Le parti islamiste Ennahda a réitéré sa décision de boycotter les élections législatives prévues en décembre et a déclaré qu’il était interdit à ses structures et à ses partisans de participer de quelque manière que ce soit à la préparation des élections.
Nizar Habubi, membre du comité exécutif du parti, a souligné que la décision de boycotter le référendum constitutionnel de juillet avait été étendue aux élections législatives et a de nouveau accusé le président Kais Saied de «coup d’État contre la Constitution», selon l’agence de presse publique tunisienne TAP.

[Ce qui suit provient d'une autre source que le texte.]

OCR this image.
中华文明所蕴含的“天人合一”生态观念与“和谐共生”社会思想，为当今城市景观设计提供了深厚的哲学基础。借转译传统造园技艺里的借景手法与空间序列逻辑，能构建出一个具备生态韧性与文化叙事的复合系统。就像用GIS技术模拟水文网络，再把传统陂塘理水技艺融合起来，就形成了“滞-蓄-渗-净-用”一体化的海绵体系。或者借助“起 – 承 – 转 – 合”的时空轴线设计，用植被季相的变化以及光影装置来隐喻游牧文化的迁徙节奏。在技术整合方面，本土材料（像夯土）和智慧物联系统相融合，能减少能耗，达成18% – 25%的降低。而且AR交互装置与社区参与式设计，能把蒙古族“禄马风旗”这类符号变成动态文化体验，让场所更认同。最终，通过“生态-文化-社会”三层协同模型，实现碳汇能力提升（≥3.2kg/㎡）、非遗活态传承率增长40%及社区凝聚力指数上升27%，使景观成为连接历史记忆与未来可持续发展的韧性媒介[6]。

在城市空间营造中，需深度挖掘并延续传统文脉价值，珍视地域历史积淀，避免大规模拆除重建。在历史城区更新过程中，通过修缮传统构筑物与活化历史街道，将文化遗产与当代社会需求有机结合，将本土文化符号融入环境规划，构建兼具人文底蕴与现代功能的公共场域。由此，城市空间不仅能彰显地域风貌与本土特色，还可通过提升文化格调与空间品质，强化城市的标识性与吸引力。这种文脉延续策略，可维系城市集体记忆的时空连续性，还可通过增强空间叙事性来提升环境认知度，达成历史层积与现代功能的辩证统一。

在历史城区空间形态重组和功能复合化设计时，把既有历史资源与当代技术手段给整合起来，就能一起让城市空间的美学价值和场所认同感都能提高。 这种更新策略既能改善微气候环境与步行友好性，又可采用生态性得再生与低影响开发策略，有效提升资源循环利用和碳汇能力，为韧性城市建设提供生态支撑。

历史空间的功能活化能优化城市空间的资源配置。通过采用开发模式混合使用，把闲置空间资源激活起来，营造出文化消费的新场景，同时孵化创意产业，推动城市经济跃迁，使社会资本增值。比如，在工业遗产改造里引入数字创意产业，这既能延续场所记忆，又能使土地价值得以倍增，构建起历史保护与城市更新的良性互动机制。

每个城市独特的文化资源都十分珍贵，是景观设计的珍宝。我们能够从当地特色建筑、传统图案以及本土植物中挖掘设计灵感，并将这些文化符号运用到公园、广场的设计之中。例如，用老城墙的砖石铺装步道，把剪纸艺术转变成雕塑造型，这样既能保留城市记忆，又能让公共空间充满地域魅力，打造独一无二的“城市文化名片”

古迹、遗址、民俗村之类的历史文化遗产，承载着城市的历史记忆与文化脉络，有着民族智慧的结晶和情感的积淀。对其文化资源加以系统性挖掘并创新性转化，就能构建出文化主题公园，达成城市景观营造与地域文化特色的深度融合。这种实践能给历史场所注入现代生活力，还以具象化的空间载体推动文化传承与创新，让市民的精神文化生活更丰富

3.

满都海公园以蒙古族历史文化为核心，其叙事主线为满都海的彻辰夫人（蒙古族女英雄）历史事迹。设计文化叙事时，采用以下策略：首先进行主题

Il a déclaré que les élections législatives «aboutiront à un parlement taillé sur mesure, sans prérogatives effectives», avant d’insister sur le fait que le président tentera par la suite de «prolonger son mandat», quelques jours seulement après qu’un tribunal tunisien a émis une interdiction de voyager à l’encontre du chef du parti islamiste Ennahda et président du parlement dissous, Rachid Ghanuchi, dans le cadre d’une enquête le visant pour corruption présumée.
Le Front du salut national (opposition), qui regroupe des dizaines de partis et d’organisations civiles, a annoncé en septembre qu’il boycottera les élections convoquées par Saied dans le cadre des mesures exceptionnelles qu’il a prises après s’être arrogé tous les pouvoirs en juillet 2021.
La Tunisie traverse une grave crise politique suite à la décision de Saied, en juillet 2021, de dissoudre le gouvernement et de suspendre le parlement, qui a ensuite été dissous, sur fond d’allégations de l’opposition quant à une dérive autoritaire de sa part.
L’opposition a déjà boycotté le référendum constitutionnel de juillet, qui a renforcé les pouvoirs du président et retiré du poids au Parlement, dominé par Ennahda au moment de la dissolution de Saied, il y a près d’un an et demi.